Just how do national technology programs, dependent as they are on long-term planning, operate within the priorities of governments built on short-term thinking?

When the Apollo program was shut down and Congress began funding the Space Shuttle in 1971, Columbia was slated for its first launch in 1976.

Whether or not there were more than just operational problems, like development of the heat shield tiles in the delay, we should remember that aside from the Apollo-Soyuz mission in 1975 no manned space program was carried out by the United States for nearly nine years from December 1972 until April 1981.

Fretting about the possible five year delay between Shuttle retirement and manned testing of Constellation always seemed a bit optimistic to the Pioneers. NASA is seen as low-hanging fruit for many in Congress. And just this week we learned that the testing alone of the new Regenerative Fuel Cell (RFC) technology planned for use on the Moon by the lunar electric rover may take a nominal six years.

But our skepticism is really not based on American ability or on the technological challenge. It is instead based on Congress, which is designed to be nearsighted, with eyes that can't see beyond two years. The whole of the House of Representatives and one-third of the Senate must account to their voters every two years, and we would not have it any other way.

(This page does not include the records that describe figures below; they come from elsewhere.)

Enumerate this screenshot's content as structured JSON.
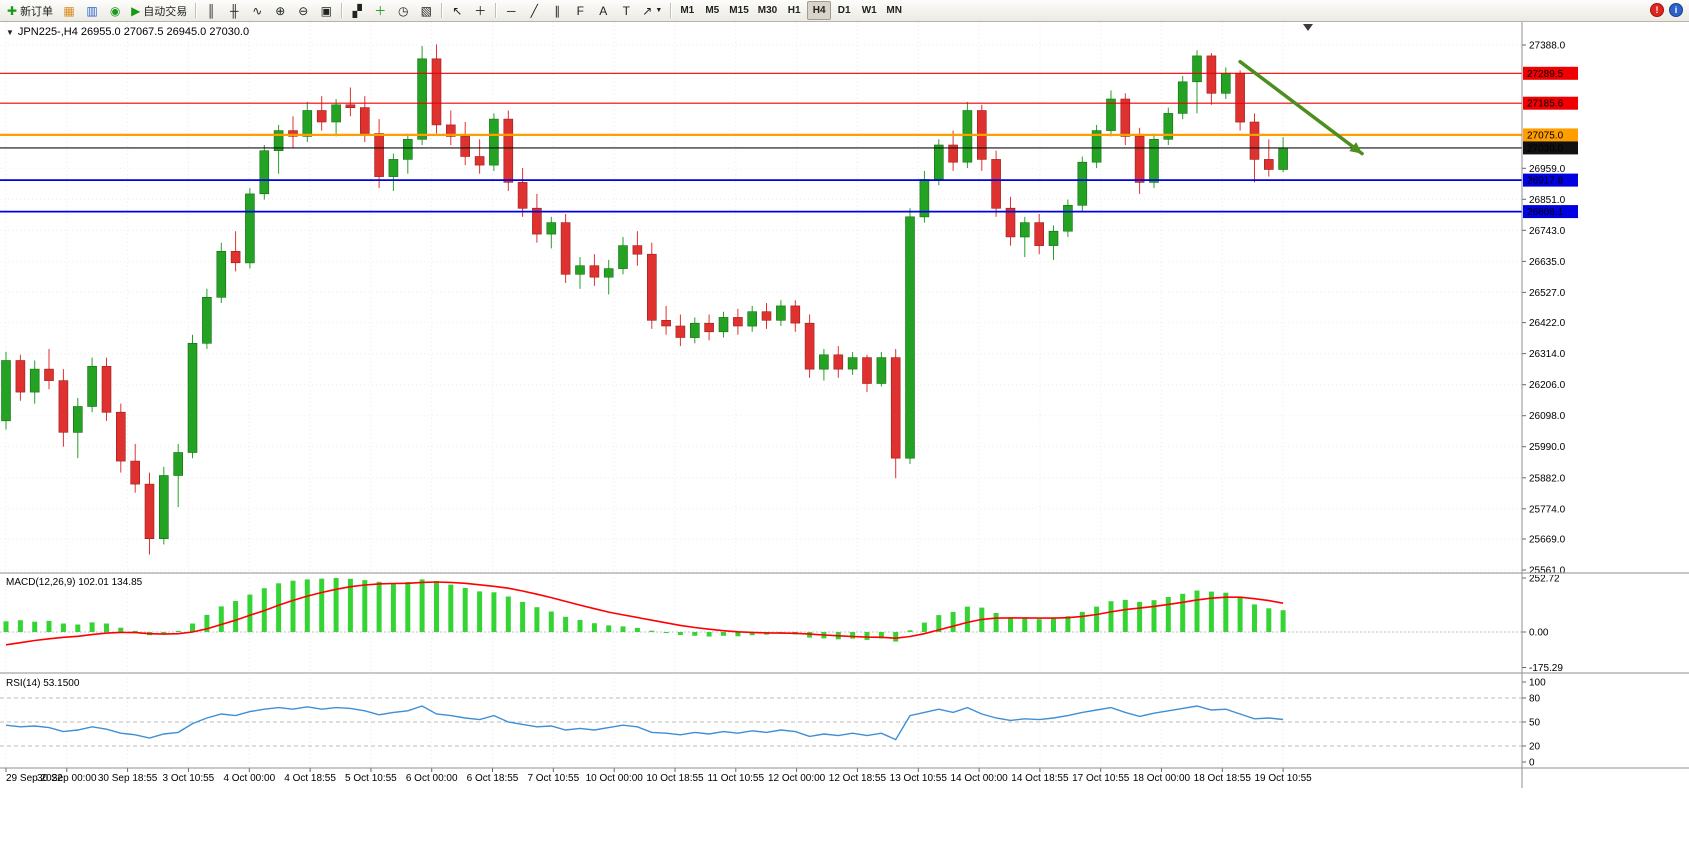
{
  "toolbar": {
    "new_order": "新订单",
    "autotrading": "自动交易",
    "timeframes": [
      "M1",
      "M5",
      "M15",
      "M30",
      "H1",
      "H4",
      "D1",
      "W1",
      "MN"
    ],
    "active_timeframe": "H4"
  },
  "chart": {
    "symbol_period": "JPN225-,H4",
    "ohlc_title": "JPN225-,H4 26955.0 27067.5 26945.0 27030.0"
  },
  "chart_data": {
    "type": "candlestick",
    "symbol": "JPN225-",
    "timeframe": "H4",
    "current_ohlc": {
      "open": 26955.0,
      "high": 27067.5,
      "low": 26945.0,
      "close": 27030.0
    },
    "colors": {
      "bull": "#23a223",
      "bear": "#e03131",
      "macd_hist": "#35d435",
      "macd_signal": "#ff0000",
      "rsi_line": "#3e8fd6"
    },
    "price_axis": {
      "range": [
        25561.0,
        27388.0
      ],
      "gridline_labels": [
        27388.0,
        26959.0,
        26851.0,
        26743.0,
        26635.0,
        26527.0,
        26422.0,
        26314.0,
        26206.0,
        26098.0,
        25990.0,
        25882.0,
        25774.0,
        25669.0,
        25561.0
      ]
    },
    "time_labels": [
      "29 Sep 2022",
      "30 Sep 00:00",
      "30 Sep 18:55",
      "3 Oct 10:55",
      "4 Oct 00:00",
      "4 Oct 18:55",
      "5 Oct 10:55",
      "6 Oct 00:00",
      "6 Oct 18:55",
      "7 Oct 10:55",
      "10 Oct 00:00",
      "10 Oct 18:55",
      "11 Oct 10:55",
      "12 Oct 00:00",
      "12 Oct 18:55",
      "13 Oct 10:55",
      "14 Oct 00:00",
      "14 Oct 18:55",
      "17 Oct 10:55",
      "18 Oct 00:00",
      "18 Oct 18:55",
      "19 Oct 10:55"
    ],
    "candles": [
      [
        26080,
        26320,
        26050,
        26290
      ],
      [
        26290,
        26310,
        26150,
        26180
      ],
      [
        26180,
        26290,
        26140,
        26260
      ],
      [
        26260,
        26330,
        26190,
        26220
      ],
      [
        26220,
        26260,
        25990,
        26040
      ],
      [
        26040,
        26160,
        25950,
        26130
      ],
      [
        26130,
        26300,
        26110,
        26270
      ],
      [
        26270,
        26300,
        26080,
        26110
      ],
      [
        26110,
        26140,
        25900,
        25940
      ],
      [
        25940,
        26000,
        25830,
        25860
      ],
      [
        25860,
        25900,
        25615,
        25670
      ],
      [
        25670,
        25920,
        25650,
        25890
      ],
      [
        25890,
        26000,
        25780,
        25970
      ],
      [
        25970,
        26380,
        25950,
        26350
      ],
      [
        26350,
        26540,
        26330,
        26510
      ],
      [
        26510,
        26700,
        26490,
        26670
      ],
      [
        26670,
        26740,
        26600,
        26630
      ],
      [
        26630,
        26890,
        26610,
        26870
      ],
      [
        26870,
        27040,
        26850,
        27020
      ],
      [
        27020,
        27110,
        26940,
        27090
      ],
      [
        27090,
        27140,
        27030,
        27070
      ],
      [
        27070,
        27190,
        27050,
        27160
      ],
      [
        27160,
        27210,
        27090,
        27120
      ],
      [
        27120,
        27200,
        27070,
        27180
      ],
      [
        27180,
        27240,
        27140,
        27170
      ],
      [
        27170,
        27210,
        27050,
        27080
      ],
      [
        27080,
        27130,
        26890,
        26930
      ],
      [
        26930,
        27010,
        26880,
        26990
      ],
      [
        26990,
        27080,
        26940,
        27060
      ],
      [
        27060,
        27385,
        27040,
        27340
      ],
      [
        27340,
        27390,
        27080,
        27110
      ],
      [
        27110,
        27160,
        27040,
        27070
      ],
      [
        27070,
        27120,
        26970,
        27000
      ],
      [
        27000,
        27060,
        26940,
        26970
      ],
      [
        26970,
        27150,
        26950,
        27130
      ],
      [
        27130,
        27160,
        26880,
        26910
      ],
      [
        26910,
        26960,
        26790,
        26820
      ],
      [
        26820,
        26870,
        26700,
        26730
      ],
      [
        26730,
        26790,
        26680,
        26770
      ],
      [
        26770,
        26800,
        26560,
        26590
      ],
      [
        26590,
        26650,
        26540,
        26620
      ],
      [
        26620,
        26660,
        26550,
        26580
      ],
      [
        26580,
        26640,
        26520,
        26610
      ],
      [
        26610,
        26720,
        26590,
        26690
      ],
      [
        26690,
        26740,
        26620,
        26660
      ],
      [
        26660,
        26700,
        26400,
        26430
      ],
      [
        26430,
        26480,
        26380,
        26410
      ],
      [
        26410,
        26450,
        26340,
        26370
      ],
      [
        26370,
        26440,
        26350,
        26420
      ],
      [
        26420,
        26450,
        26360,
        26390
      ],
      [
        26390,
        26460,
        26370,
        26440
      ],
      [
        26440,
        26470,
        26380,
        26410
      ],
      [
        26410,
        26480,
        26390,
        26460
      ],
      [
        26460,
        26490,
        26400,
        26430
      ],
      [
        26430,
        26500,
        26410,
        26480
      ],
      [
        26480,
        26500,
        26390,
        26420
      ],
      [
        26420,
        26450,
        26230,
        26260
      ],
      [
        26260,
        26330,
        26220,
        26310
      ],
      [
        26310,
        26340,
        26230,
        26260
      ],
      [
        26260,
        26320,
        26240,
        26300
      ],
      [
        26300,
        26310,
        26180,
        26210
      ],
      [
        26210,
        26320,
        26200,
        26300
      ],
      [
        26300,
        26330,
        25880,
        25950
      ],
      [
        25950,
        26820,
        25930,
        26790
      ],
      [
        26790,
        26950,
        26770,
        26920
      ],
      [
        26920,
        27060,
        26900,
        27040
      ],
      [
        27040,
        27090,
        26950,
        26980
      ],
      [
        26980,
        27190,
        26960,
        27160
      ],
      [
        27160,
        27180,
        26950,
        26990
      ],
      [
        26990,
        27020,
        26790,
        26820
      ],
      [
        26820,
        26860,
        26690,
        26720
      ],
      [
        26720,
        26790,
        26650,
        26770
      ],
      [
        26770,
        26800,
        26660,
        26690
      ],
      [
        26690,
        26760,
        26640,
        26740
      ],
      [
        26740,
        26850,
        26720,
        26830
      ],
      [
        26830,
        27000,
        26810,
        26980
      ],
      [
        26980,
        27110,
        26960,
        27090
      ],
      [
        27090,
        27230,
        27070,
        27200
      ],
      [
        27200,
        27220,
        27040,
        27070
      ],
      [
        27070,
        27100,
        26870,
        26910
      ],
      [
        26910,
        27080,
        26890,
        27060
      ],
      [
        27060,
        27170,
        27040,
        27150
      ],
      [
        27150,
        27280,
        27130,
        27260
      ],
      [
        27260,
        27370,
        27150,
        27350
      ],
      [
        27350,
        27360,
        27180,
        27220
      ],
      [
        27220,
        27310,
        27200,
        27290
      ],
      [
        27290,
        27300,
        27090,
        27120
      ],
      [
        27120,
        27150,
        26910,
        26990
      ],
      [
        26990,
        27060,
        26930,
        26955
      ],
      [
        26955,
        27067.5,
        26945,
        27030
      ]
    ],
    "hlines": [
      {
        "name": "resistance-line-1",
        "price": 27289.5,
        "label": "27289.5",
        "color": "#f00000",
        "width": 1.2
      },
      {
        "name": "resistance-line-2",
        "price": 27185.6,
        "label": "27185.6",
        "color": "#f00000",
        "width": 1.2
      },
      {
        "name": "pivot-line",
        "price": 27075.0,
        "label": "27075.0",
        "color": "#ff9e00",
        "width": 2.2
      },
      {
        "name": "current-price-line",
        "price": 27030.0,
        "label": "27030.0",
        "color": "#111111",
        "width": 1.1
      },
      {
        "name": "support-line-1",
        "price": 26917.8,
        "label": "26917.8",
        "color": "#0000e0",
        "width": 1.8
      },
      {
        "name": "support-line-2",
        "price": 26808.1,
        "label": "26808.1",
        "color": "#0000e0",
        "width": 1.8
      }
    ],
    "trend_arrow": {
      "from_index": 86,
      "from_price": 27330,
      "to_index": 94.5,
      "to_price": 27010,
      "color": "#4a8f1f",
      "width": 3.5
    },
    "macd": {
      "label": "MACD(12,26,9) 102.01 134.85",
      "params": "12,26,9",
      "value": 102.01,
      "signal_value": 134.85,
      "axis_labels": [
        252.72,
        0.0,
        -175.29
      ],
      "histogram": [
        50,
        55,
        48,
        52,
        40,
        35,
        45,
        40,
        20,
        5,
        -15,
        -10,
        5,
        40,
        80,
        120,
        145,
        175,
        205,
        228,
        240,
        246,
        250,
        252.72,
        249,
        243,
        235,
        229,
        234,
        246,
        238,
        222,
        206,
        190,
        186,
        166,
        141,
        116,
        96,
        71,
        56,
        41,
        31,
        26,
        19,
        6,
        -5,
        -14,
        -18,
        -21,
        -18,
        -20,
        -15,
        -12,
        -8,
        -11,
        -26,
        -30,
        -34,
        -31,
        -37,
        -30,
        -45,
        8,
        44,
        79,
        94,
        119,
        114,
        89,
        69,
        64,
        60,
        64,
        74,
        94,
        119,
        144,
        150,
        141,
        149,
        164,
        179,
        194,
        189,
        184,
        159,
        129,
        111,
        102.01
      ],
      "signal": [
        -60,
        -50,
        -40,
        -32,
        -25,
        -20,
        -12,
        -5,
        -2,
        -3,
        -8,
        -10,
        -8,
        0,
        15,
        35,
        55,
        78,
        100,
        125,
        148,
        168,
        185,
        200,
        212,
        220,
        225,
        227,
        228,
        232,
        234,
        232,
        228,
        221,
        214,
        205,
        192,
        177,
        161,
        143,
        126,
        109,
        93,
        80,
        68,
        55,
        43,
        31,
        21,
        13,
        6,
        1,
        -2,
        -4,
        -5,
        -6,
        -10,
        -14,
        -18,
        -21,
        -24,
        -25,
        -29,
        -21,
        -8,
        10,
        27,
        45,
        59,
        65,
        66,
        66,
        65,
        65,
        67,
        73,
        82,
        94,
        105,
        112,
        120,
        129,
        139,
        150,
        158,
        163,
        163,
        156,
        147,
        134.85
      ]
    },
    "rsi": {
      "label": "RSI(14) 53.1500",
      "period": 14,
      "value": 53.15,
      "axis_labels": [
        100,
        80,
        50,
        20,
        0
      ],
      "levels": [
        80,
        50,
        20
      ],
      "values": [
        46,
        44,
        45,
        43,
        38,
        40,
        44,
        41,
        36,
        34,
        30,
        35,
        37,
        48,
        55,
        60,
        58,
        63,
        66,
        68,
        66,
        69,
        66,
        68,
        67,
        64,
        59,
        62,
        64,
        70,
        60,
        58,
        55,
        53,
        58,
        50,
        47,
        44,
        45,
        40,
        42,
        40,
        43,
        46,
        44,
        37,
        36,
        34,
        37,
        35,
        38,
        36,
        39,
        37,
        40,
        38,
        32,
        35,
        33,
        36,
        33,
        36,
        28,
        58,
        62,
        66,
        62,
        68,
        60,
        55,
        52,
        54,
        53,
        55,
        58,
        62,
        65,
        68,
        62,
        57,
        61,
        64,
        67,
        70,
        65,
        66,
        60,
        54,
        55,
        53.15
      ]
    }
  }
}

But NASA was gutted by Congress and the Nixon administration in 1971, and the agency ultimately solved its long-term manned program budgeting problems by enshrining them in an all-but-permanent Space Shuttle, that could be throttled forward or backward but became too beloved to ever consider defunding, its original reason for being and that fact that its cost never matched the original expectations long forgotten.

For the past six years following the harsh lesson of Columbia the limitations of the Shuttle cannot be ignored or "worked around." It is long-past time to move on, and quickly.

In 1971 Congress faced the cost of the remaining Apollo missions and NASA's plans for the years that were to follow and instead were sold the Space Shuttle because of those hoped-for efficiencies and savings.

Without denigrating the twenty-eight years of Shuttle operations it's a good time to remember the fact that time and cost of its development and operation far exceeded what Congress had hoped. It was the same for the Interstate Defense Highway System, originally projected to cost $3 million a mile in 1957, but before its completion in 1990 cost $100 million a mile and often far more.

Dreaming, for a moment, consider: If national commitment were made to return to the Moon by 2014 there would be many saying it couldn't be done.

Many more would know, from experience, that not only could it be done but that it should be done, and further, the United States is still singularly qualified to make it happen.

Sure, it would be expensive. It's going to be expensive regardless. Experience, particularly when comparing the differences between developmental and operational costs of the Shuttle as projected in 1971 when tallied against the cost by 1981, and the cost per mission over over the decades that followed also has shown there are reasons to be cautious and methodical but there are big disadvantages to the slow approach too.

Open-ended time allotments can become a fool's trap. The cost of Constellation is going to similarly grow and long before the first manned launch of Orion, already slipping, as expected, closer and closer to a decade from now and perhaps more.

The haste that led to the Apollo 1 fire and that later crowded out safety ahead of the loss of Challenger in 1986, and the maybe the loss of Columbia six years ago has made us too cautious.

Other lessons, learned from development of new defense programs and spacecraft including the Shuttle seem to have been forgotten.

There are vested interests, "rent-seekers" economists call them, camp followers who make more money in slowing development of certain programs which always seem to double and triple and redouble again before the shaky Roll-Out, and sky-rocket a program's projected development's costs.

It's likely Constellation will cost roughly the same over the long run whether held to a schedule or methodically introduced on an essentially open-ended schedule. We should be looking at those hard-won and expensive lessons, also.